I considered running more capabilities than cores (-N6 with 3 cores) because we’ve had spikes of request queueing, and hope I can offset those by starting more things in parallel and letting the CPU rest while doing IO. My first attempt at this brought the app down to a crawl, so I gave it another try here with different settings.
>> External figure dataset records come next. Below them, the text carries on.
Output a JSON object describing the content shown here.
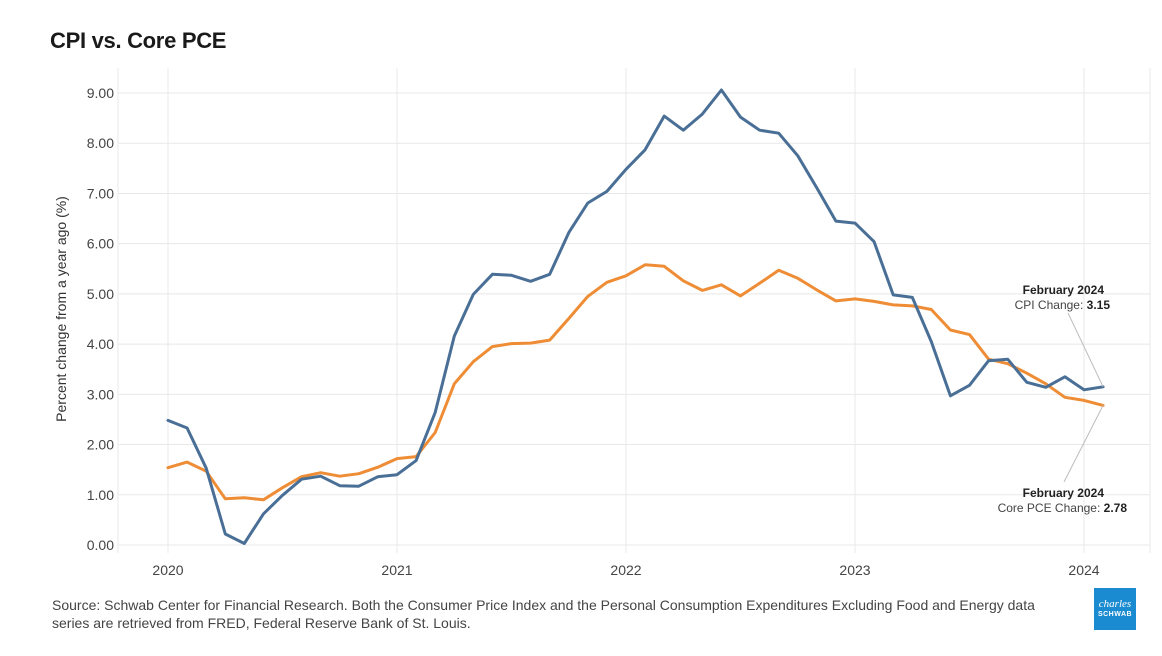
{
  "title": "CPI vs. Core PCE",
  "source": "Source:  Schwab Center for Financial Research.  Both the Consumer Price Index and the Personal Consumption Expenditures Excluding Food and Energy data series are retrieved from FRED, Federal Reserve Bank of St. Louis.",
  "logo": {
    "line1": "charles",
    "line2": "SCHWAB"
  },
  "annotations": {
    "cpi": {
      "title": "February 2024",
      "label": "CPI Change: ",
      "value": "3.15"
    },
    "pce": {
      "title": "February 2024",
      "label": "Core PCE Change: ",
      "value": "2.78"
    }
  },
  "chart_data": {
    "type": "line",
    "title": "CPI vs. Core PCE",
    "xlabel": "",
    "ylabel": "Percent change from a year ago (%)",
    "ylim": [
      0,
      9
    ],
    "xlim": [
      2019.85,
      2024.3
    ],
    "grid": true,
    "y_ticks": [
      "0.00",
      "1.00",
      "2.00",
      "3.00",
      "4.00",
      "5.00",
      "6.00",
      "7.00",
      "8.00",
      "9.00"
    ],
    "x_ticks": [
      "2020",
      "2021",
      "2022",
      "2023",
      "2024"
    ],
    "x_start": 2020,
    "x_step_months": 1,
    "colors": {
      "cpi": "#4a6f96",
      "pce": "#ee8d35",
      "grid": "#e8e8e8"
    },
    "series": [
      {
        "name": "CPI",
        "key": "cpi",
        "values": [
          2.48,
          2.33,
          1.53,
          0.22,
          0.03,
          0.62,
          0.99,
          1.31,
          1.37,
          1.18,
          1.17,
          1.36,
          1.4,
          1.68,
          2.64,
          4.16,
          4.99,
          5.39,
          5.37,
          5.25,
          5.39,
          6.22,
          6.81,
          7.04,
          7.48,
          7.87,
          8.54,
          8.26,
          8.58,
          9.06,
          8.52,
          8.26,
          8.2,
          7.75,
          7.11,
          6.45,
          6.41,
          6.04,
          4.98,
          4.93,
          4.05,
          2.97,
          3.18,
          3.67,
          3.7,
          3.24,
          3.14,
          3.35,
          3.09,
          3.15
        ]
      },
      {
        "name": "Core PCE",
        "key": "pce",
        "values": [
          1.54,
          1.65,
          1.47,
          0.92,
          0.94,
          0.9,
          1.14,
          1.36,
          1.44,
          1.37,
          1.42,
          1.55,
          1.72,
          1.76,
          2.24,
          3.21,
          3.65,
          3.95,
          4.01,
          4.02,
          4.08,
          4.51,
          4.95,
          5.23,
          5.36,
          5.58,
          5.55,
          5.26,
          5.07,
          5.18,
          4.96,
          5.21,
          5.47,
          5.31,
          5.08,
          4.86,
          4.9,
          4.85,
          4.78,
          4.76,
          4.69,
          4.28,
          4.19,
          3.7,
          3.61,
          3.42,
          3.21,
          2.94,
          2.88,
          2.78
        ]
      }
    ]
  }
}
I don’t think that this ever makes sense. You can spawn off as many “green” threads as you want within your app, and GHC will map them to capabilities as it desires. So you can kick off as many concurrent things as you want. You don’t need to, nor does it generally help to match your number of explicit green threads to your count of capabilities. The capabilities you set with N tell GHC’s own scheduler how many OS threads to allocate, and I don’t see how allocating those threads would ever be a good thing for scheduling. Context switches between “green” threads are much cheaper than a full context switch between two OS threads on a single core, if that’s a clear way to say this, so its much better to do things that way.

1 Like

I’m normally having 2-4 inflight requests per process, but sometimes I get spikes of 30-40, and everything gets slow. When those spikes happen, CPU does not saturate, which is why I’m poking at capabilities.

On bumping to -N6, and making it viable by disabling the parallel GC, I still don’t see CPU going above 70% and I don’t see a bunch of involuntary context switches, which is what I would expect if I had way too many threads trying to do work at the same time (like when I was using the parallel GC with a small -A).
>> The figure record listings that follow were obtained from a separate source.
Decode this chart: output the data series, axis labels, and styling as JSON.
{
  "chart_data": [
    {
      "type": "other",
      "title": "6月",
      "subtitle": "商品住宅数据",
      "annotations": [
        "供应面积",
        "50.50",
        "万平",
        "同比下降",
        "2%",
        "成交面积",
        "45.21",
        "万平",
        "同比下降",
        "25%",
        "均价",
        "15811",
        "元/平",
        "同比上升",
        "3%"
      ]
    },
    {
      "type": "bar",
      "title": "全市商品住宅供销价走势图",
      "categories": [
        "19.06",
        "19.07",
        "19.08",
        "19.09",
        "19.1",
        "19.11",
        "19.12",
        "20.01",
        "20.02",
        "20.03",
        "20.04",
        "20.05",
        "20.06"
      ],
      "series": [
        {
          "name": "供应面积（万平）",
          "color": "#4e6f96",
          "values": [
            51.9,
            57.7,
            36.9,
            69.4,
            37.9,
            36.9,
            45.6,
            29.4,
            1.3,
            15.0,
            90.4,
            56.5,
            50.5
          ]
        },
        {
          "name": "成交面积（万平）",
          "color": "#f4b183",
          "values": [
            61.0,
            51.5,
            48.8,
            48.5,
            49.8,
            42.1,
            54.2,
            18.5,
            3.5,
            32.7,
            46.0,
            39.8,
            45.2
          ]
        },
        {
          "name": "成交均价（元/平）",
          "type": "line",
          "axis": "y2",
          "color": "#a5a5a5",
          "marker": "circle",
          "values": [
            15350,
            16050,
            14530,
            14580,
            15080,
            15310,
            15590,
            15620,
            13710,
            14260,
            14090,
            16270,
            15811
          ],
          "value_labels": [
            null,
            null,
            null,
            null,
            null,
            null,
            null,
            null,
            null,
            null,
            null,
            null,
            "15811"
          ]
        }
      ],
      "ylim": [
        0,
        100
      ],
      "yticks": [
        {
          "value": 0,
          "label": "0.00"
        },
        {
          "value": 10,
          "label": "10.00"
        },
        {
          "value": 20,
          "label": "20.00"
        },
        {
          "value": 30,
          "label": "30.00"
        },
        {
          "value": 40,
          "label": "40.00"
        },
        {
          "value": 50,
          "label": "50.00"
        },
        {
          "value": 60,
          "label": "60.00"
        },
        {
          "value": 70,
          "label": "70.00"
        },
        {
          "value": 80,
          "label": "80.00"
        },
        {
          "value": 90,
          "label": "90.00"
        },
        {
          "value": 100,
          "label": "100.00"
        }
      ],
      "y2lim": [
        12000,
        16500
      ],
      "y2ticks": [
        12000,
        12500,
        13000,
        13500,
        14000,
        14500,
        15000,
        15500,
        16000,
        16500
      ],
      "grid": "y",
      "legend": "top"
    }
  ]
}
I get what you’re saying, but with taskset locking at 3 cores and 6 capabilities, when I have 30-40 inflight requests per process, I’m still not seeing any nonvoluntary_ctxt_switches in /proc/[pid]/status, so I’m not paying that price.

This is what my tracing spans look like during those 30-40 inflight request spikes:

The amount of white space between IO calls here tells me this green thread was waiting in line to get back in action, and since it wasn’t the OS scheduler holding it back, bc we had no nonvoluntary_ctxt_switches, we can benefit from having a larger pool of OS threads.

Maybe there’s some pervasive locking throughout my app that I can’t spot, but maybe there’s some inefficiency mapping green threads to OS threads and we can benefit from more OS threads at this point.